Vancoplus is recommended twice daily not less than three days by slow intravenous infusion over 60 minutes. It is not to be diluted with calcium containing solutions
Vancoplus dose adjustment is not needed for patients with hepatic dysfunction.
Renal dysfunction: The major route of elimination of active components of Vancoplus component i.e., vancomycin and ceftriaxone is through kidneys. Approximately, 50-60 % of ceftriaxone and 90% of vancomycin is eliminated in urine and the rest is excreted via the bile into the faeces. In general, renal impairment decreases the clearance of the drug and thus increasing the accumulation of drugs which are primarily eliminated by kidneys. Therefore; less dosage is needed for achieving the same therapeutic effect.
Special patient groups
Elderly: These dosages do not require modification in elderly patients provided that renal and hepatic functions are satisfactory. However, dosage reduction may be necessary to a greater extent than expected because of decreasing renal function and auditory function should be monitored.
Patients with impaired renal function: Dosage adjustments must be made to avoid toxic serum levels. In premature infants and the elderly, greater dosage reductions than expected may be necessary because of decreased renal function. Regular monitoring of serum levels is advised in such patients, as accumulation has been reported, especially after prolonged therapy.
Patients with hepatic impairment: No dosage adjustment is required provided renal function. If the patient has hepatic and renal impairment together than the dose will be adjusted.

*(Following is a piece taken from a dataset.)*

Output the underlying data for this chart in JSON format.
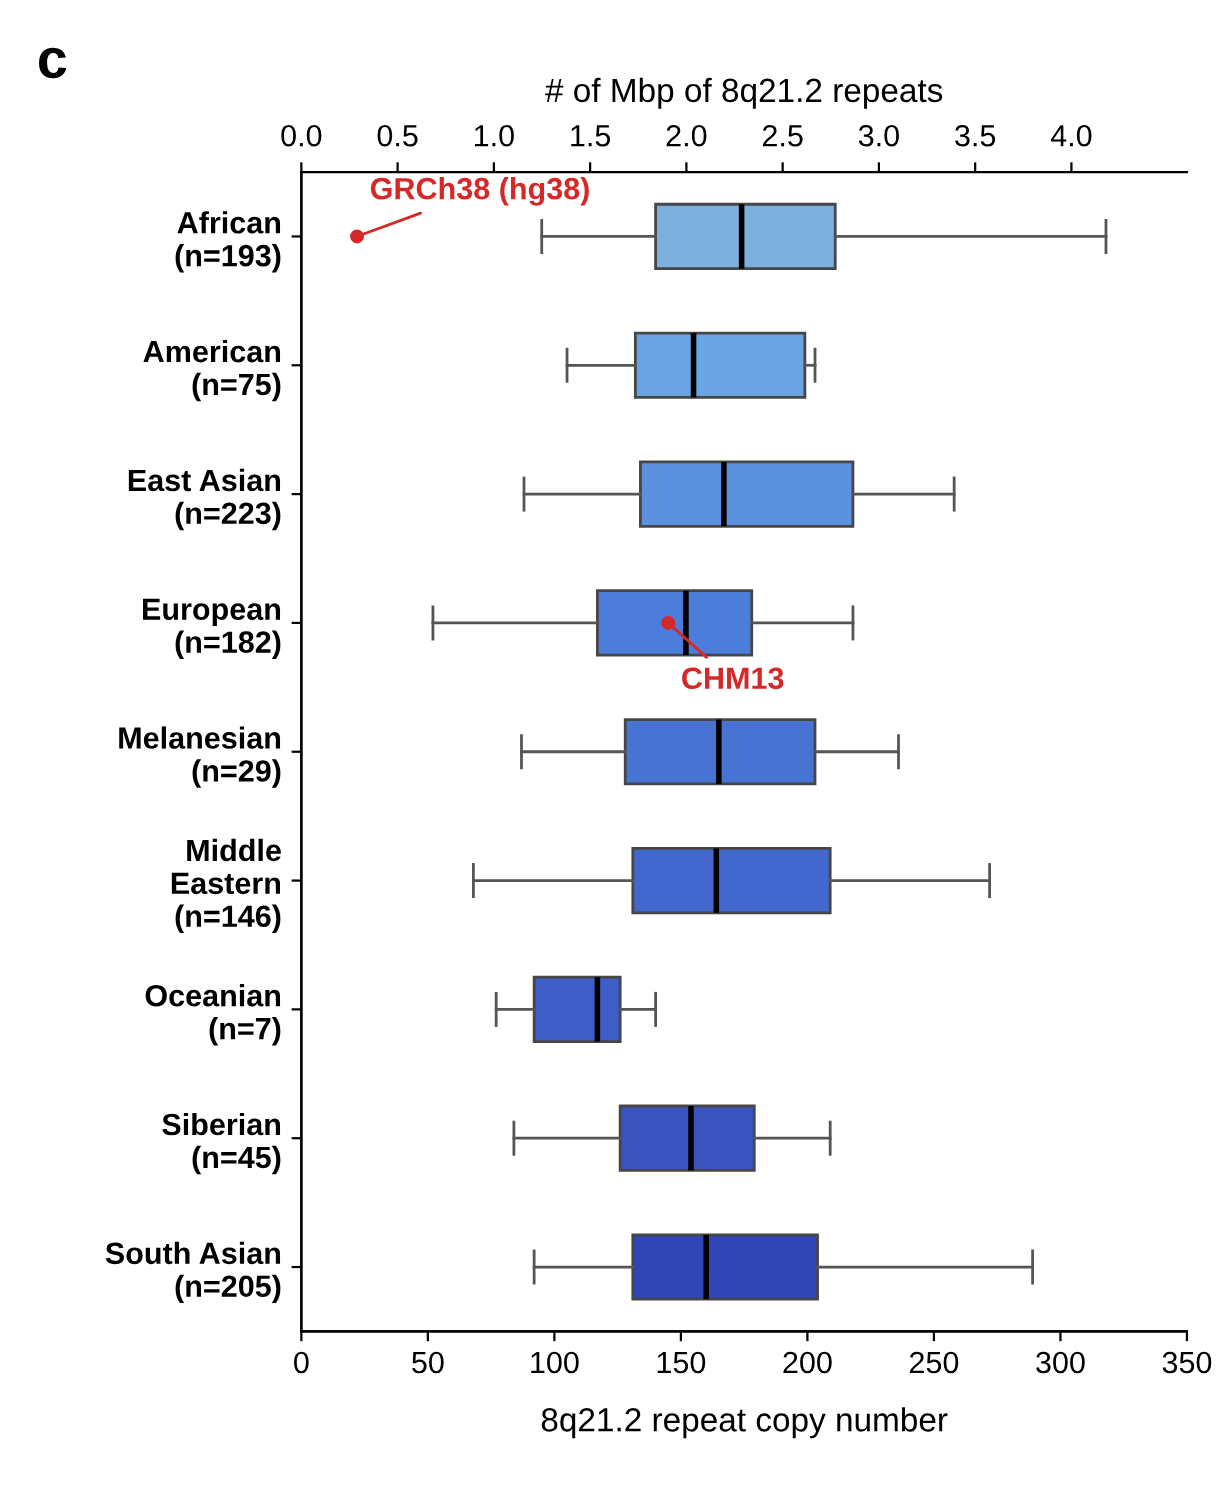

Dosage adjustments in patients with both hepatic dysfunction and significant renal disease, caution should be exercised and the Vancoplus dosage should be adjusted.
One should not administer a double dose to make up for a missed one.
- Vancoplus is recommended by slow intravenous infusion over 60 minutes and it should not be diluted with calcium containing solutions.
- In critically ill conditions, for the indications where the amount of infusion cannot be higher, Vancoplus 1.5 g can be diluted in minimum 100ml of the infusion. Similarly for Vancoplus 3 g can be diluted in minimum 200 mL of the infusion. Once reconstituted, Vancoplus should be used immediately. The color may get darkened during storage but it does not affect the efficacy of product if stored up to 24 h at refrigerated condition and up to 12 h at room temperature.
In the case of over dosage of Vancoplus, nausea, vomiting, diarrhoea can occur. Supportive care is advised, with maintenance of glomerular filtration. Ceftriaxone and vancomycin are poorly removed from the blood by hemodialysis or peritoneal dialysis. Haemoperfusion with Amberlite resin XAD-4 has been reported to be of limited benefit for vancomycin removal. Hemofiltration effectively removes vancomycin from the blood.